Domingo. Tarde. Gente cruzando por la plaza peatonal. Soy uno más sentado en el borde de la amplia fuente. Estoy nervioso. Observo alrededor por si la veo aparecer. Espero a mi hija, pero no sé a quién me voy a encontrar. Ni siquiera sé qué circunstancias han dado lugar a que se vaya a producir este encuentro. Aquí estoy: 5:30 de la tarde, un lugar céntrico de la ciudad, un domingo cualquiera de Marzo.

– Hola- está delante de mí. No la he visto venir.

-Hola, Mireia.

Está alta. No hay besos, no hay abrazos. Ahí está, tiesa, a más de un metro de mí. Un foso imaginario nos separa.

-¿Cómo estás?

-Bien- contesta haciendo un amago de sonrisa con su rigidez habitual.

Le falta poco para cumplir quince años. Dos años sin verla, si exceptuamos esa ocasión en la que aguardé escondido detrás de un árbol a la salida del colegio.

El corazón sacude fuertemente mi pecho mientras intento aparentar naturalidad.

-Qué pelo más moderno llevas. Te queda bien-

Lo lleva muy largo, como su madre. Una seña de identidad de ésta que ha heredado la hija.

-Gracias- contesta con otra imperceptible sonrisa.

-¿Quieres que vayamos a ver una exposición?

-Vale.

Desde bien pequeña acostumbrábamos a ir a ver exposiciones. Me gustaba observar su mirada siempre atenta, siempre curiosa.

Le propongo ir al Museo de Arte Moderno. Es un lugar especial, de mucho significado para nosotros. Allí, en una vieja casa ya demolida, pared con pared con el museo, empezó a ser un renacuajo en la tripa de su madre. Con esas palabras se lo recuerdo siempre que pasamos por allí.

Andamos por las estrechas y vacías calles del casco antiguo, ahora salpicadas de solares. Entre silencio y silencio tímidamente le hago preguntas sobre la marcha del colegio. Siempre ha sido un tema suficientemente neutral y nada comprometido. Muchas son respondidas con un escueto bien igualmente neutral.

-¿Has merendado?

-No tengo hambre.

Ya en el museo visitamos la exposición temporal.
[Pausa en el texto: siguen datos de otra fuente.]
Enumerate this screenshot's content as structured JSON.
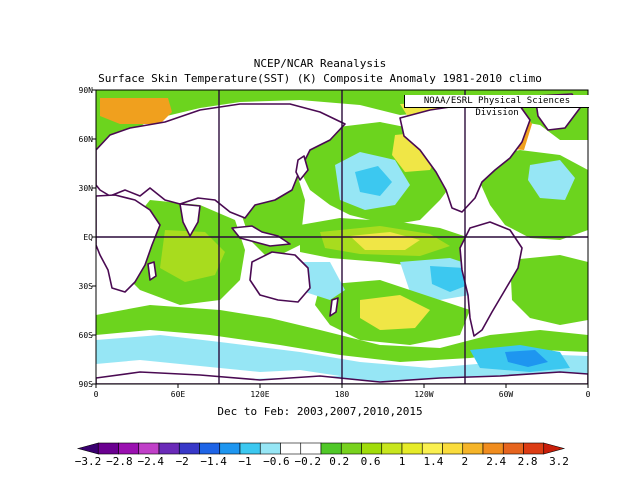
{
  "title_line1": "NCEP/NCAR Reanalysis",
  "title_line2": "Surface Skin Temperature(SST) (K) Composite Anomaly 1981-2010 climo",
  "credit": "NOAA/ESRL Physical Sciences Division",
  "period_label": "Dec to Feb: 2003,2007,2010,2015",
  "map": {
    "projection": "cylindrical-equidistant",
    "lon_range": [
      0,
      360
    ],
    "lat_range": [
      -90,
      90
    ],
    "lat_ticks": [
      {
        "lat": 90,
        "label": "90N"
      },
      {
        "lat": 60,
        "label": "60N"
      },
      {
        "lat": 30,
        "label": "30N"
      },
      {
        "lat": 0,
        "label": "EQ"
      },
      {
        "lat": -30,
        "label": "30S"
      },
      {
        "lat": -60,
        "label": "60S"
      },
      {
        "lat": -90,
        "label": "90S"
      }
    ],
    "lon_ticks": [
      {
        "lon": 0,
        "label": "0"
      },
      {
        "lon": 60,
        "label": "60E"
      },
      {
        "lon": 120,
        "label": "120E"
      },
      {
        "lon": 180,
        "label": "180"
      },
      {
        "lon": 240,
        "label": "120W"
      },
      {
        "lon": 300,
        "label": "60W"
      },
      {
        "lon": 360,
        "label": "0"
      }
    ],
    "grid_lines_lon": [
      90,
      180,
      270
    ],
    "grid_lines_lat": [
      0
    ]
  },
  "colorbar": {
    "labels": [
      "-3.2",
      "-2.8",
      "-2.4",
      "-2",
      "-1.4",
      "-1",
      "-0.6",
      "-0.2",
      "0.2",
      "0.6",
      "1",
      "1.4",
      "2",
      "2.4",
      "2.8",
      "3.2"
    ],
    "colors": [
      "#3a0070",
      "#6a0090",
      "#9a10b0",
      "#c040c8",
      "#6a2ab8",
      "#3838c8",
      "#1e64e6",
      "#1e96f0",
      "#3cc8f0",
      "#96e6f5",
      "#ffffff",
      "#ffffff",
      "#50c828",
      "#78d21e",
      "#a0dc0a",
      "#c8e61e",
      "#e6eb28",
      "#faf050",
      "#fadc3c",
      "#f5b428",
      "#f08c1e",
      "#e6641e",
      "#dc3c14",
      "#c81e0a"
    ]
  },
  "fill_colors": {
    "land": "#ffffff",
    "coast": "#4a0a52",
    "green": "#6cd41e",
    "lime": "#a8dc1e",
    "yellow": "#f0e646",
    "orange": "#f0a01e",
    "red": "#dc3c14",
    "darkred": "#b41e1e",
    "cyan": "#96e6f5",
    "lightblue": "#3cc8f0",
    "blue": "#1e96f0"
  }
}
Es sobre el constructivismo ruso de principios del siglo XX. No entiendo ni me gustan nada este tipo de vanguardias, pero ella, con esa atención y esa seriedad que la caracterizan cuando intenta captar el sentido de una película o de una obra de arte, se para a ver cada uno de los cuadros, collages y maquetas. No quiero ir todo el tiempo junto a ella. Desde el primer momento de la tarde he querido aparentar normalidad para rebajar la tensión. La observo con disimulo. Ella sigue como escudriñando esos cuadros de líneas rectas y formas geométricas, ignorante de masas obreras y de revoluciones de Octubre. Recuerdo aquella vez en que entre incrédula, sorprendida y enfadada, se vino hacia mí y me preguntó » Papá, ¿esto es arte?». De vez en cuando me acerco a ella y le hago alguna breve explicación. Esa frialdad que transmiten esas obras parece ser un fiel reflejo de la situación entre nosotros, si bien a los ojos de cualquiera pareceríamos un padre y una hija pasando una tarde más de domingo.

Hemos estado algo más de una hora y ya tenemos que ir desalojando el museo. Apenas somos unos pocos los que quedamos y nos vamos dirigiendo a la puerta.

En el exterior, consciente de que es tarde ya, le pregunto si quiere que la lleve con el coche a su casa. Me contesta que no.

Nos dirigimos cerca de donde nos hemos encontrado, en una plaza que es un lugar de parada de muchos autobuses, esta vez por un camino más recto y más concurrido.

Hay bastantes personas esperando en las marquesinas. Muchos son de cierta edad. Algunos tal vez han ido a tomar un chocolate al centro y ya vuelven a sus casas.

-Tienes que bajar en la tercera parada de la avenida que hay cerca de tu casa.

-Vale.

-Adiós, Mireia.

Hace un breve gesto con el brazo, apenas girando la cabeza mientras sube.